Keiko Fujimori : La Reine des Échecs, Mais Toujours en Tête des Sondages
Deux sondages révèlent que Keiko Fujimori, malgré un rejet massif, pourrait encore triompher au premier tour. Ironie du sort, non ?
À une semaine de l’élection présidentielle péruvienne, deux sondages privés, avec des résultats légèrement différents, nous rappellent que prédire l’avenir est un exercice périlleux. Mais une chose est claire : Keiko Fujimori, la néolibérale au palmarès de défaites, semble bien partie pour dominer le premier tour. Fille du dictateur Alberto Fujimori, elle a réussi l’exploit d’arriver au ballottage à trois reprises… pour y échouer à chaque fois. Un véritable talent, n’est-ce pas ?

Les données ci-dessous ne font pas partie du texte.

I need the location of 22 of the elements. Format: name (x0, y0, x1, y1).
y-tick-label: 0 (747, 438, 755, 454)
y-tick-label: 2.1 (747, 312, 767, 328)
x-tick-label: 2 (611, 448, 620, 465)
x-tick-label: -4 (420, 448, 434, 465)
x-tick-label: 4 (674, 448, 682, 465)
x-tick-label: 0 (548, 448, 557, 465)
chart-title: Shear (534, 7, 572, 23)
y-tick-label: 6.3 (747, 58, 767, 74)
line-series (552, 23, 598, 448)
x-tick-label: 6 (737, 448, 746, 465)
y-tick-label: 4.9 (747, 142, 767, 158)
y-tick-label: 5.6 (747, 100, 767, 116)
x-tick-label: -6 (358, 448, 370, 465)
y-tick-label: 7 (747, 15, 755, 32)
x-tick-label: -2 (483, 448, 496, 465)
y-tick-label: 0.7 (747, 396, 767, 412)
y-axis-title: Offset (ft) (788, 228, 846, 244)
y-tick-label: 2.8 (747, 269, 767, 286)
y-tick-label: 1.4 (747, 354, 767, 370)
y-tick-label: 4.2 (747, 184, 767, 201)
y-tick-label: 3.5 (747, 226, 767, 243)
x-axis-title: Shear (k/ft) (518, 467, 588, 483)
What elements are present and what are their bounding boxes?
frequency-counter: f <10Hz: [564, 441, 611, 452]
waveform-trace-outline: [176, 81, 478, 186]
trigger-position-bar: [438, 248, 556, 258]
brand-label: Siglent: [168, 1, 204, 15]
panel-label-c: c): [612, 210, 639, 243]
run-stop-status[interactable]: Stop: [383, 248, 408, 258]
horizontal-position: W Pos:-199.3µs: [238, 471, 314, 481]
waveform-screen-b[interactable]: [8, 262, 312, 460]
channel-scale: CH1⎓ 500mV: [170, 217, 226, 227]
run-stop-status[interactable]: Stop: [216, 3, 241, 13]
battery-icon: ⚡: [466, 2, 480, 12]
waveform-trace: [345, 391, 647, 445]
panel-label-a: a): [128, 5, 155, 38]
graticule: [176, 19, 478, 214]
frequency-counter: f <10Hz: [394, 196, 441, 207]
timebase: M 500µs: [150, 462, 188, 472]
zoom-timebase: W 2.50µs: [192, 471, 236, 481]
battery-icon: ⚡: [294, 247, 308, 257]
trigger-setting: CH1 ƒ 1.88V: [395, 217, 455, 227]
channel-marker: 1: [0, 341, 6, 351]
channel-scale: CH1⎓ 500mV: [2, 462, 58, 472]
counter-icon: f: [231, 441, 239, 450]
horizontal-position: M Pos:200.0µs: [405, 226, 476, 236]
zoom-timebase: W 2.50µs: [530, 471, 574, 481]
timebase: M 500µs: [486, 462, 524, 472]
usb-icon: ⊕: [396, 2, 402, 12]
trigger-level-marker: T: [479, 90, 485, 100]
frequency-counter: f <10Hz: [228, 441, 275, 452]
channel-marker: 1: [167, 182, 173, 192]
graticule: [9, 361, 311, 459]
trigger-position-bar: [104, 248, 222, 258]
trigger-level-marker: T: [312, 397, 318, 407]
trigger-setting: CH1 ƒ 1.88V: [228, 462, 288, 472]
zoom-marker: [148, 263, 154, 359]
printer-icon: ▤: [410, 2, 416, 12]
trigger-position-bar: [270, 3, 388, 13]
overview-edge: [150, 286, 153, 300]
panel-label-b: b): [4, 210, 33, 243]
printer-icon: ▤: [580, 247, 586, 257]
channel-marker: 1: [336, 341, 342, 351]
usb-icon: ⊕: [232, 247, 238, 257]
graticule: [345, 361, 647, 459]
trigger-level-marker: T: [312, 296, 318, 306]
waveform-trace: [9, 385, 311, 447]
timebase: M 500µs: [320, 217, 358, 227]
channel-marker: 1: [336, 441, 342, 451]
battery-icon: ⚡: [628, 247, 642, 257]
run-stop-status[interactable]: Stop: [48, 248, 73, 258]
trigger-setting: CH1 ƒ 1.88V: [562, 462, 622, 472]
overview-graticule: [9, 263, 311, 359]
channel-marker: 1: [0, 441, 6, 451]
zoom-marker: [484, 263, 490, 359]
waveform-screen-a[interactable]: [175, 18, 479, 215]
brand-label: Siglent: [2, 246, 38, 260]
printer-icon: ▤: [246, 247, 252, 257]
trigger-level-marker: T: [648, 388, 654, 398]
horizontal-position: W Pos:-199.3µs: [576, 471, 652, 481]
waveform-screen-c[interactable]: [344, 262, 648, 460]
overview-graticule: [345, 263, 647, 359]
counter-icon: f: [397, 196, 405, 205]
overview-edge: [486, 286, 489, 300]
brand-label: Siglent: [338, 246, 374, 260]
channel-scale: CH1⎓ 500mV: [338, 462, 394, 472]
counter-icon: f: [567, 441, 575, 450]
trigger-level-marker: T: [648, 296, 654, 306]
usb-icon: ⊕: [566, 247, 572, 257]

Ce qui se passe réellement
Les sondages des entreprises Datum et CPI, ainsi que ceux d’Ipsos, s’accordent à dire que Keiko Fujimori est en tête avec 13,5 % des intentions de vote selon Datum et 13,3 % selon CPI. En deuxième position, le comique de droite Carlos Alvarez, avec 8 %, et juste derrière lui, le néolibéral Rafael López-Aliaga à 7,6 %. Derrière ce trio, une vingtaine d’autres candidats peinent à dépasser les 6 %. Qui aurait cru qu’un tel spectacle électoral pourrait attirer autant de monde ? (Source : Prensa Latina)
Pourquoi cela dérange
Le fait que Keiko Fujimori, malgré son rejet massif, continue de dominer les sondages soulève des questions. Comment une candidate qui a échoué à trois reprises peut-elle encore prétendre à la présidence ? Cela ressemble à un mauvais sketch comique où le personnage principal refuse de quitter la scène, malgré les huées du public.
Ce que cela implique concrètement
La situation actuelle met en lumière une désillusion profonde de l’électorat péruvien. Les citoyens sont-ils condamnés à choisir entre des candidats qu’ils rejettent ? Cela pourrait bien être le reflet d’un système politique en déroute, où les promesses sont aussi vides que les urnes pourraient l’être.
Lecture satirique
Le discours politique de Keiko Fujimori est un véritable festival d’incohérences. D’un côté, elle promet un avenir radieux, de l’autre, son passé est un fardeau qu’elle traîne comme une vieille valise. Comment peut-on espérer un changement avec une candidate qui a échoué à chaque fois qu’elle a eu l’occasion de prouver ses compétences ?
Effet miroir international
Ce phénomène n’est pas isolé au Pérou. Dans d’autres coins du monde, comme aux États-Unis ou en Russie, des figures politiques aux discours tout aussi déconnectés continuent de prospérer. Peut-être que le monde entier est devenu un grand cirque où les clowns prennent le pouvoir, et le public, perplexe, se demande comment en est-on arrivé là.
À quoi s’attendre
Si les tendances actuelles se maintiennent, nous pourrions assister à un autre spectacle de la farce politique péruvienne. Les électeurs devront choisir entre le mal et le pire, une situation qui ne fait qu’alimenter le cynisme ambiant.